It had followed weeks of sabre rattling in which Israel rehearsed bomb attacks on Iran which in turn tested long range missiles that could strike Israel.
"We have not had any discussion or agreement of the so-called timeline," said Ali Asghar Soltaniyeh, Iran's ambassador to the United Nations nuclear watchdog.
But his brusque rejection of the deadline imposed by the US and the other countries, including Britain, which made the offer, is unlikely to deter international pressure.
"We want and we expect a response this weekend," a US State Department spokesman said. "They were given two weeks. The two weeks is up this weekend."
European diplomats have given Iran a little more leeway, but insist that it answer their proposals within a few days.
"One should not focus too much on Saturday," an EU official said. "If it's not Saturday but next week, we'll not make a big fuss about it. What matters is to get a clear answer quickly, in the very coming days."
However, despite Iran's prevarication, there are signs of increasing internal debate over whether it should, eventually, accept some sort of compromise.
While the president Mahmoud Ahmadinejad launched a new anti-Western diatribe on Friday, saying the US was "in decline", his powerful political opponents are pushing for more measured language.
Akbar Hashemi-Rafsanjani, a former president who retains influence in top policy circles, rejected the notion of a deadline but said Iran must keep talking.
"The plan now is to negotiate," he said at Friday prayers one week ago. "What are all ultimatums that you are issuing, that you have to take in two weeks? The plan is to talk. Iran is ready. It will come there and talk."

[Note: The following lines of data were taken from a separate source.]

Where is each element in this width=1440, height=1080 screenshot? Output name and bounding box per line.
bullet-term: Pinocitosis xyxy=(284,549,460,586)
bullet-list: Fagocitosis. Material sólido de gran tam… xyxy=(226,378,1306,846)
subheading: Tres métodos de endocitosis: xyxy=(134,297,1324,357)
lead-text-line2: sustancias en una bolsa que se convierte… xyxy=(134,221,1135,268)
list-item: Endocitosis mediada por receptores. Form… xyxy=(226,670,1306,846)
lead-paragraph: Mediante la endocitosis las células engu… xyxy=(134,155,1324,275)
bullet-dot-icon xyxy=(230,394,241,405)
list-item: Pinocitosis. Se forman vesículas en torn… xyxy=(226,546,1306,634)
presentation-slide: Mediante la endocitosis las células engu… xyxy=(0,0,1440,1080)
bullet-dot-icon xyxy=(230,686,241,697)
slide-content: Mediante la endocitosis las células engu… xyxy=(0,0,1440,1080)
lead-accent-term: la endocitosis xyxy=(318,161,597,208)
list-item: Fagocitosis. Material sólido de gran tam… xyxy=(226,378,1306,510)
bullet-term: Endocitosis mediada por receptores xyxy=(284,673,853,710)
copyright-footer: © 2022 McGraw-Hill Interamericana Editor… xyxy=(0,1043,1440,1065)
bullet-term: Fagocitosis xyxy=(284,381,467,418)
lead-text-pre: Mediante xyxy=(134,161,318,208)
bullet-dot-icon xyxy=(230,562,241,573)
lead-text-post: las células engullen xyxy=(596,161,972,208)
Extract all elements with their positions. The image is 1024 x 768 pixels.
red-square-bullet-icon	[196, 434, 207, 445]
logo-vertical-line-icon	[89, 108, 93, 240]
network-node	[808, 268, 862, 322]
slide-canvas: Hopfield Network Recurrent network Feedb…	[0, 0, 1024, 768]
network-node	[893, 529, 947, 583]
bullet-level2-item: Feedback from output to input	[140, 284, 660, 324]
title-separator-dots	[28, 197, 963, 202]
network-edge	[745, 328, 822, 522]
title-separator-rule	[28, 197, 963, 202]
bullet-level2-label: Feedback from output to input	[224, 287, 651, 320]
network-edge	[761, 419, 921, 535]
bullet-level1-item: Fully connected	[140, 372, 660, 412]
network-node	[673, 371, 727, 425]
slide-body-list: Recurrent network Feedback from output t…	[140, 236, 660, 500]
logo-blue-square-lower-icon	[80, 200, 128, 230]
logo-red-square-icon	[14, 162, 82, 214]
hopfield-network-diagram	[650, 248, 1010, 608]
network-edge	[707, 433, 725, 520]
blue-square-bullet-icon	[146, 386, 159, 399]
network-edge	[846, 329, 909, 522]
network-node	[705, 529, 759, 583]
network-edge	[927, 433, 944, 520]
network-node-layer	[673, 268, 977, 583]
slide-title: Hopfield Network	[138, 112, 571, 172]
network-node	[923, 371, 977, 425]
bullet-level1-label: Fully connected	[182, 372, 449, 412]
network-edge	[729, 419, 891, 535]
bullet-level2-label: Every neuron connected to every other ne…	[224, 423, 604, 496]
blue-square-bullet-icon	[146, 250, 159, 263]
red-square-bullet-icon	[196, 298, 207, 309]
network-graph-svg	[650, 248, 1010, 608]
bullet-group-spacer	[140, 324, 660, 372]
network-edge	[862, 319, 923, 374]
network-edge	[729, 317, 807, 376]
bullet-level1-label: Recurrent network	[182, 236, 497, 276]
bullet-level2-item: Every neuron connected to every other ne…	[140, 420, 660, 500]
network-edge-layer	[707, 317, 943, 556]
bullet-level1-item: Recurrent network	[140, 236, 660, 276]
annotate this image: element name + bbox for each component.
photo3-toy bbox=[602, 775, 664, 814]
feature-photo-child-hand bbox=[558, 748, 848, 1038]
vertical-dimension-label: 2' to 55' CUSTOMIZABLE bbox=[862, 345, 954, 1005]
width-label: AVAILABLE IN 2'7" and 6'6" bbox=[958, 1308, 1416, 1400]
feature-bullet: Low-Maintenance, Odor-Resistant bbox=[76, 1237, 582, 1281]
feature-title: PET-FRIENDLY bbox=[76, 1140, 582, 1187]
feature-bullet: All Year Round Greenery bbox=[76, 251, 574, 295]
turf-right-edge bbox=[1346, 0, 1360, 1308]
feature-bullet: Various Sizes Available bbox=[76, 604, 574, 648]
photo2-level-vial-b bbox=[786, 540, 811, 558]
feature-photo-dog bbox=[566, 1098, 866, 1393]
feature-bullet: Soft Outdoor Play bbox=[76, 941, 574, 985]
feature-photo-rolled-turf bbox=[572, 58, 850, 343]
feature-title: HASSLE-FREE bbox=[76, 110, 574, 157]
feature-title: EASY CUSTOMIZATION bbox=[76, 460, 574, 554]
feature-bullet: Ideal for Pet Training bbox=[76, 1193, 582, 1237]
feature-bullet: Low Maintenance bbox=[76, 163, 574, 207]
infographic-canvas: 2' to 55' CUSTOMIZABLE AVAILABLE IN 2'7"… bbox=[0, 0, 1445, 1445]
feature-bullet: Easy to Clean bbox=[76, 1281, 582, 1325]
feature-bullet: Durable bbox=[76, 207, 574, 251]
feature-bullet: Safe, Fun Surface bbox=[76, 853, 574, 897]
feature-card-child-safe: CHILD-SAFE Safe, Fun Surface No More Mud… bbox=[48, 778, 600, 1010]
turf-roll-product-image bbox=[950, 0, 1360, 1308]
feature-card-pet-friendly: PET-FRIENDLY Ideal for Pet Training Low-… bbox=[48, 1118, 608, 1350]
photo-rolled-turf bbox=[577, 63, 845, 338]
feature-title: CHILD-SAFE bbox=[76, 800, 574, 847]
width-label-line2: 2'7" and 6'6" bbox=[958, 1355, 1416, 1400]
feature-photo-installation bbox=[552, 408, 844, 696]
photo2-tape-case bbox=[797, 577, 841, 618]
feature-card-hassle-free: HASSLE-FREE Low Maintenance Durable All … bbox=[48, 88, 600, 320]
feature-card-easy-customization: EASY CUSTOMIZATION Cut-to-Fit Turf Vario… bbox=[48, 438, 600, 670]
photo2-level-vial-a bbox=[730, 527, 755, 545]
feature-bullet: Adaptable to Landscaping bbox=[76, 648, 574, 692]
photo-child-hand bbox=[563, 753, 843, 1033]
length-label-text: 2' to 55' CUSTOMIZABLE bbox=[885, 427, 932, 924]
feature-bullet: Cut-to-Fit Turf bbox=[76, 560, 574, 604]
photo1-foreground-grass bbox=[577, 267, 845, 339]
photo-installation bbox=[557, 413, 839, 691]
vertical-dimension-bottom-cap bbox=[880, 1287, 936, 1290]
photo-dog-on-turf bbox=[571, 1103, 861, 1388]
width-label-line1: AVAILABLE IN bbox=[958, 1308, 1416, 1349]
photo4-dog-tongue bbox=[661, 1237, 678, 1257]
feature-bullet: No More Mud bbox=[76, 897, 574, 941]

While Western countries accuse Iran of trying to build a nuclear bomb and hiding key parts of its plans, Iran has always said its programme is purely civilian and that it has not breached international rules.
Several years of negotiations have failed to stop Iran pursuing the process - nor have two-and-a-half years of sanctions and mounting US pressure.
If Iran continues to reject a suspension, Western countries still say they will negotiate while pushing for sanctions. But with Russia and China only reluctantly agreeing to tougher action against Iran, these could take months to be approved.